If there could be a way out, some light at the end of the tunnel, I had to take it.
I had to try.
I owed it to Osta, to Ma.
Maybe I even owed it to myself.
CHAPTER 9
The moon loomed,casting silvery light throughout the alleyways. The rain had stopped, but I was still drenched, in both water and regret.
I stood and glanced around, hoping to avoid the gaze of any passerby. A sigh of relief escaped me when the empty street confirmed I was alone.
A part of me wanted to find the General tonight and tell him my answer, even if only to absolve myself of the guilt that now hung heavy in my limbs.
But it was too late. There’s no way I’d be warmly welcomed if I barged up to his door at this hour. Sibyl only knew what situation I would be… walking in on. A shudder ran through me. No, it would have to be first thing tomorrow morning.

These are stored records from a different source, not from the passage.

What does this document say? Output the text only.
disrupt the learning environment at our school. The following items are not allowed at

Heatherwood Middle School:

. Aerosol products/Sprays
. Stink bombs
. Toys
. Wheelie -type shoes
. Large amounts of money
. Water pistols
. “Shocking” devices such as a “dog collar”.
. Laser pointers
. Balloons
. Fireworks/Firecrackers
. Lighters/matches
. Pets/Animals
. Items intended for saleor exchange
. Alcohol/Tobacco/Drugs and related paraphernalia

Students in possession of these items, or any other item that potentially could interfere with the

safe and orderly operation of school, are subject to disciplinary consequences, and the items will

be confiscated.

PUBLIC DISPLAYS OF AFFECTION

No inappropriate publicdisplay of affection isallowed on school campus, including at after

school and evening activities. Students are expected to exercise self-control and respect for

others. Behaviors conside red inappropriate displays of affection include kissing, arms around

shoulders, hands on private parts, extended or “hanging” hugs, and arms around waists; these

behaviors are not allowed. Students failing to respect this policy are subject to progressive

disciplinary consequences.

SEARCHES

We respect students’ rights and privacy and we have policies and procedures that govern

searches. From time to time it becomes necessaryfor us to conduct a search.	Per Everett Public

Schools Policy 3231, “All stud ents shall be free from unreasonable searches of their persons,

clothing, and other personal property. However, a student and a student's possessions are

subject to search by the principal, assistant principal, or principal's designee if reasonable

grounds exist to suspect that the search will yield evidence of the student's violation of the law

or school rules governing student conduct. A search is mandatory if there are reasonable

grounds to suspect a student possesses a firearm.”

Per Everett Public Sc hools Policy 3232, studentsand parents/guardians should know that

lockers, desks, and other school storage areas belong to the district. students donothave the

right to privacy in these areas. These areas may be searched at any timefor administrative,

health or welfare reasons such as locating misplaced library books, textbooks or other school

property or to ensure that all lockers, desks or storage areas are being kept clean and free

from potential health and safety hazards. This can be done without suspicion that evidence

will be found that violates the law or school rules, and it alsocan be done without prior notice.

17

I trudged towards our apartment, hoping to find Osta there. It looked just as we’d left it that morning. She was still out.
I had become accustomed to waiting over the last few days, I could handle it for a few more moments…
The tension clawing at the back of my neck said otherwise.
I kicked off my shoes before laying down the few bags ofgroceries I was able to rescue off the street. Eyeing them, I pursed my lips.Great. I’d also have to explain what happened to the rest of our purchases.
I hit our recycled couch with a thud, and my hand found its way into my hair, releasing it from its drenched knot. My eyes still burned from the tears, and my knees thrummed with pain from my fall, but nothing came close to the guilt I felt for letting my pride get the best of me. And if I was being honest, that had been going on far longer than just this week.
A key turned in the door, and Osta peeked in, searching the room with trepidation. Her eyes widened as her gaze met mine. I sat up and pulled my legs into a crossed position on the couch.Where to begin?
“Osta, can we talk? I really need to apologize to you,” I murmured, trying to keep my voice level. Her eyes softened and she threw her head back, sighing, before leaning against the creaking door frame.
“Do you know how nervous I’ve been to come home? After I stormed off, I started thinking about everything, and I felt so terrible, Fia. I shouldn’t pu–”
“Osta,” I interrupted, shaking my head. “There’s no reason for you to feel bad. I’m the one who needs to apologize… You were right. About everything.”
Her eyes flickered with surprise, and then amusement. A smile crept up her lips.
“Did you just say I was right? About everything?” She teased, finally walking over to sit on the couch.
“I know, they're novel words coming from me.” I attempted a smile, feeling heavy. There was still so much to unload.